When total repaving is not an option, sharrows - arrows that request sharing - mark key thoroughfares. Until American cities build lavish bike-only paths paralleling city streets (the Dutch spring to mind), motorists and cyclists will always be at odds. Both depend on the same strips of public asphalt. Both will on occasion careen recklessly in traffic; both are trying to get from A to B. Neither wants to crack up their ride in the process.

But saturate the city with enough bike-friendly infrastructure and road markings, and eventually driving mentality must evolve to accommodate the new users.

So heading out of Davis Square on College Avenue, emboldened by the string of the symbols painted about every 60 yards, I more than once demanded an entire lane from motorists, a basic test of bike receptivity: How comfortable will a novice commuter feel pulling his or her Huffy into traffic?

For their part, Somerville drivers mostly held up their end of the "share the road" bargain. Many responded to hand signals, most gave a wide berth when passing, and in general acted unthreatening and civilized.
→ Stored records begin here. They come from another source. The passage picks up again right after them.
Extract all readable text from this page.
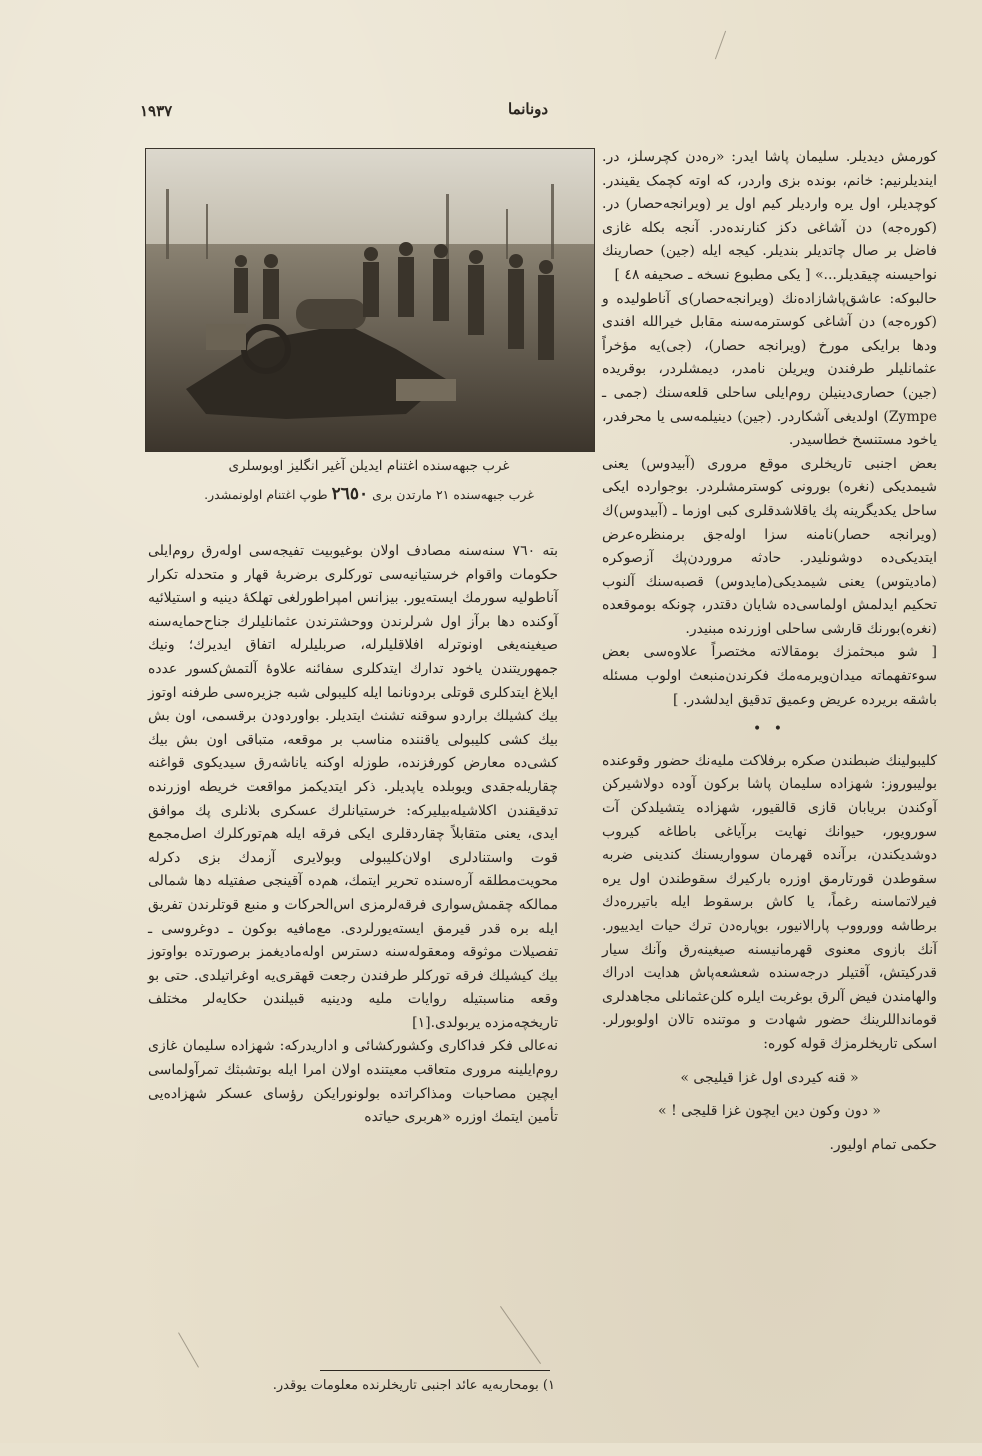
١٩٣٧	دونانما
غرب جبهه‌سنده اغتنام ایدیلن آغیر انگلیز اوبوسلری
غرب جبهه‌سنده ۲۱ مارتدن بری ٢٦٥٠ طوپ اغتنام اولونمشدر.

کورمش دیدیلر. سلیمان پاشا ایدر: «ره‌دن کچرسلز، در. ایندیلرنیم: خانم، بونده بزی واردر، که اوته کچمک یقیندر. کوچدیلر، اول یره واردیلر کیم اول یر (ویرانجه‌حصار) در. (کوره‌جه) دن آشاغی دکز کنارنده‌در. آنجه بکله غازی فاضل بر صال چاتدیلر بندیلر. کیجه ایله (جین) حصارینك نواحیسنه چیقدیلر...» [ یکی مطبوع نسخه ـ صحیفه ٤٨ ]

حالبوکه: عاشق‌پاشازاده‌نك (ویرانجه‌حصار)ی آناطولیده و (کوره‌جه) دن آشاغی کوسترمه‌سنه مقابل خیرالله افندی ودها برایکی مورخ (ویرانجه حصار)، (جی)یه مؤخراً عثمانلیلر طرفندن ویریلن نامدر، دیمشلردر، بوقریده (جین) حصاری‌دینیلن روم‌ایلی ساحلی قلعه‌سنك (جمی ـ Zympe) اولدیغی آشکاردر. (جین) دینیلمه‌سی یا محرفدر، یاخود مستنسخ خطاسیدر.

بعض اجنبی تاریخلری موقع مروری (آبیدوس) یعنی شیمدیکی (نغره) بورونی کوسترمشلردر. بوجوارده ایکی ساحل یکدیگرینه پك یاقلاشدقلری کبی اوزما ـ (آبیدوس)ك (ویرانجه حصار)نامنه سزا اوله‌جق برمنظره‌عرض ایتدیکی‌ده دوشونلیدر. حادثه مروردن‌پك آزصوکره (مادیتوس) یعنی شیمدیکی(مایدوس) قصبه‌سنك آلنوب تحکیم ایدلمش اولماسی‌ده شایان دقتدر، چونکه بوموقعده (نغره)بورنك قارشی ساحلی اوزرنده مبنیدر.

[ شو مبحثمزك بومقالاته مختصراً علاوه‌سی بعض سوءتفهماته میدان‌ویرمه‌مك فکرندن‌منبعث اولوب مسئله باشقه بریرده عریض وعمیق تدقیق ایدلشدر. ]

• •

کلیبولینك ضبطندن صکره برفلاکت ملیه‌نك حضور وقوعنده بولیبوروز: شهزاده سلیمان پاشا برکون آوده دولاشیرکن آوکندن بریابان قازی قالقیور، شهزاده یتشیلدکن آت سورویور، حیوانك نهایت برآیاغی باطاغه کیروب دوشدیکندن، برآنده قهرمان سوواریسنك کندینی ضربه سقوطدن قورتارمق اوزره بارکیرك سقوطندن اول یره فیرلاتماسنه رغماً، یا کاش برسقوط ایله باتیرره‌دك برطاشه وورووب پارالانیور، بوپاره‌دن ترك حیات ایدییور. آنك بازوی معنوی قهرمانیسنه صیغینه‌رق وآنك سیار قدرکیتش، آقتیلر درجه‌سنده شعشعه‌پاش هدایت ادراك والهامندن فیض آلرق بوغربت ایلره کلن‌عثمانلی مجاهدلری قومانداللرینك حضور شهادت و موتنده تالان اولوبورلر. اسکی تاریخلرمزك قوله کوره:

« قنه کیردی اول غزا قیلیجی »
« دون وکون دین ایچون غزا قلیجی ! »

حکمی تمام اولیور.

بته ٧٦٠ سنه‌سنه مصادف اولان بوغیوبیت تفیجه‌سی اوله‌رق روم‌ایلی حکومات واقوام خرستیانیه‌سی تورکلری برضربهٔ قهار و متحدله تکرار آناطولیه سورمك ایسته‌یور. بیزانس امپراطورلغی تهلکهٔ دینیه و استیلائیه آوکنده دها برآز اول شرلرندن ووحشترندن عثمانلیلرك جناح‌حمایه‌سنه صیغینه‌یغی اونوترله افلاقلیلرله، صربلیلرله اتفاق ایدیرك؛ ونیك جمهوریتندن یاخود تدارك ایتدکلری سفائنه علاوهٔ آلتمش‌کسور عدده ایلاغ ایتدکلری قوتلی بردونانما ایله کلیبولی شبه جزیره‌سی طرفنه اوتوز بیك کشیلك براردو سوقنه تشنث ایتدیلر. بواوردودن برقسمی، اون بش بیك کشی کلیبولی یاقننده مناسب بر موقعه، متباقی اون بش بیك کشی‌ده معارض کورفزنده، طوزله اوکنه یاناشه‌رق سیدیکوی قواغنه چقاریله‌جقدی ویوبلده یاپدیلر. ذکر ایتدیکمز مواقعت خریطه اوزرنده تدقیقندن اکلاشیله‌بیلیرکه: خرستیانلرك عسکری بلانلری پك موافق ایدی، یعنی متقابلاً چقاردقلری ایکی فرقه ایله هم‌تورکلرك اصل‌مجمع قوت واستنادلری اولان‌کلیبولی وبولایری آزمدك بزی دکرله محویت‌مطلقه آره‌سنده تحریر ایتمك، هم‌ده آقینجی صفتیله دها شمالی ممالکه چقمش‌سواری فرقه‌لرمزی اس‌الحرکات و منبع قوتلرندن تفریق ایله بره قدر قیرمق ایسته‌یورلردی. مع‌مافیه بوکون ـ دوغروسی ـ تفصیلات موثوقه ومعقوله‌سنه دسترس اوله‌مادیغمز برصورتده بواوتوز بیك کیشیلك فرقه تورکلر طرفندن رجعت قهقری‌یه اوغراتیلدی. حتی بو وقعه مناسبتیله روایات ملیه ودینیه قبیلندن حکایه‌لر مختلف تاریخچه‌مزده یربولدی.[١]

نه‌عالی فکر فداکاری وکشورکشائی و اداریدرکه: شهزاده سلیمان غازی روم‌ایلینه مروری متعاقب معیتنده اولان امرا ایله بوتشبثك تمرآولماسی ایچین مصاحبات ومذاکراتده بولونورایکن رؤسای عسکر شهزاده‌یی تأمین ایتمك اوزره «هربری حیاتده

١) بومحاربه‌یه عائد اجنبی تاریخلرنده معلومات یوقدر.
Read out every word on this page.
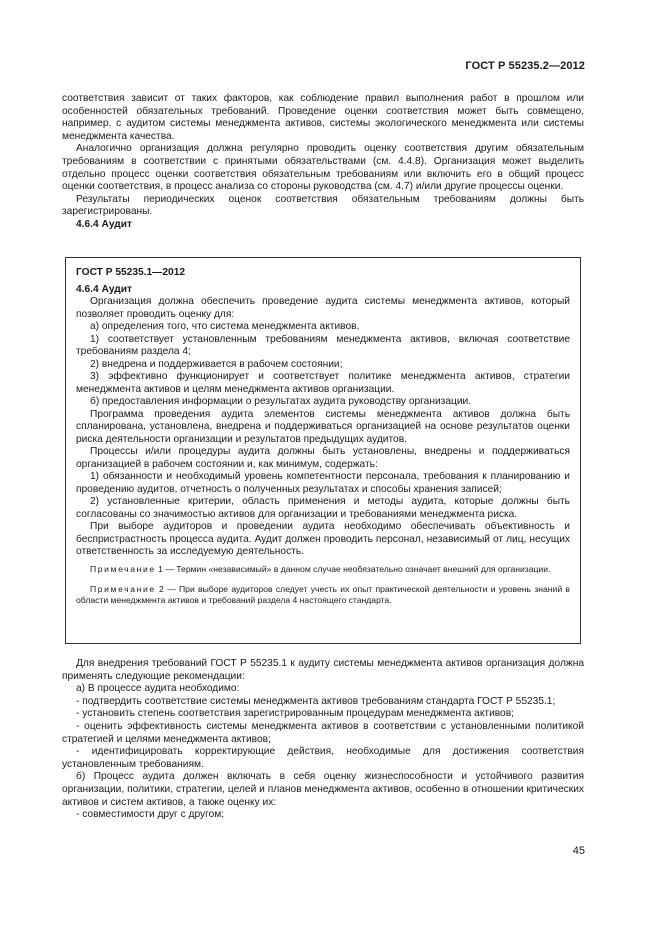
ГОСТ Р 55235.2—2012

соответствия зависит от таких факторов, как соблюдение правил выполнения работ в прошлом или особенностей обязательных требований. Проведение оценки соответствия может быть совмещено, например, с аудитом системы менеджмента активов, системы экологического менеджмента или системы менеджмента качества.

Аналогично организация должна регулярно проводить оценку соответствия другим обязательным требованиям в соответствии с принятыми обязательствами (см. 4.4.8). Организация может выделить отдельно процесс оценки соответствия обязательным требованиям или включить его в общий процесс оценки соответствия, в процесс анализа со стороны руководства (см. 4.7) и/или другие процессы оценки.

Результаты периодических оценок соответствия обязательным требованиям должны быть зарегистрированы.

4.6.4 Аудит

ГОСТ Р 55235.1—2012

4.6.4 Аудит

Организация должна обеспечить проведение аудита системы менеджмента активов, который позволяет проводить оценку для:

а) определения того, что система менеджмента активов.

1) соответствует установленным требованиям менеджмента активов, включая соответствие требованиям раздела 4;

2) внедрена и поддерживается в рабочем состоянии;

3) эффективно функционирует и соответствует политике менеджмента активов, стратегии менеджмента активов и целям менеджмента активов организации.

б) предоставления информации о результатах аудита руководству организации.

Программа проведения аудита элементов системы менеджмента активов должна быть спланирована, установлена, внедрена и поддерживаться организацией на основе результатов оценки риска деятельности организации и результатов предыдущих аудитов.

Процессы и/или процедуры аудита должны быть установлены, внедрены и поддерживаться организацией в рабочем состоянии и, как минимум, содержать:

1) обязанности и необходимый уровень компетентности персонала, требования к планированию и проведению аудитов, отчетность о полученных результатах и способы хранения записей;

2) установленные критерии, область применения и методы аудита, которые должны быть согласованы со значимостью активов для организации и требованиями менеджмента риска.

При выборе аудиторов и проведении аудита необходимо обеспечивать объективность и беспристрастность процесса аудита. Аудит должен проводить персонал, независимый от лиц, несущих ответственность за исследуемую деятельность.

Примечание 1 — Термин «независимый» в данном случае необязательно означает внешний для организации.

Примечание 2 — При выборе аудиторов следует учесть их опыт практической деятельности и уровень знаний в области менеджмента активов и требований раздела 4 настоящего стандарта.

Для внедрения требований ГОСТ Р 55235.1 к аудиту системы менеджмента активов организация должна применять следующие рекомендации:

а) В процессе аудита необходимо:

- подтвердить соответствие системы менеджмента активов требованиям стандарта ГОСТ Р 55235.1;

- установить степень соответствия зарегистрированным процедурам менеджмента активов;

- оценить эффективность системы менеджмента активов в соответствии с установленными политикой стратегией и целями менеджмента активов;

- идентифицировать корректирующие действия, необходимые для достижения соответствия установленным требованиям.

б) Процесс аудита должен включать в себя оценку жизнеспособности и устойчивого развития организации, политики, стратегии, целей и планов менеджмента активов, особенно в отношении критических активов и систем активов, а также оценку их:

- совместимости друг с другом;

45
City layout is another variable with huge impact on bike-ability. Somerville's compact and tangled streets and leafy one-way residential blocks feel different from behind handlebars, more appreciable, and gave an organic understanding of the city’s layout.  

As a driver, I was often baffled by traffic patterns in the city, especially near Union Square, where an errant lane choice could mean an extra 15 minutes of frustrated rerouting.

But biking is ideal for such a densely populated place. On a bike, there is virtually no such thing as a wrong turn. Meandering to my destination was never as easy, or as enjoyable. I will definitely return.

All, too, without fear of a parking ticket.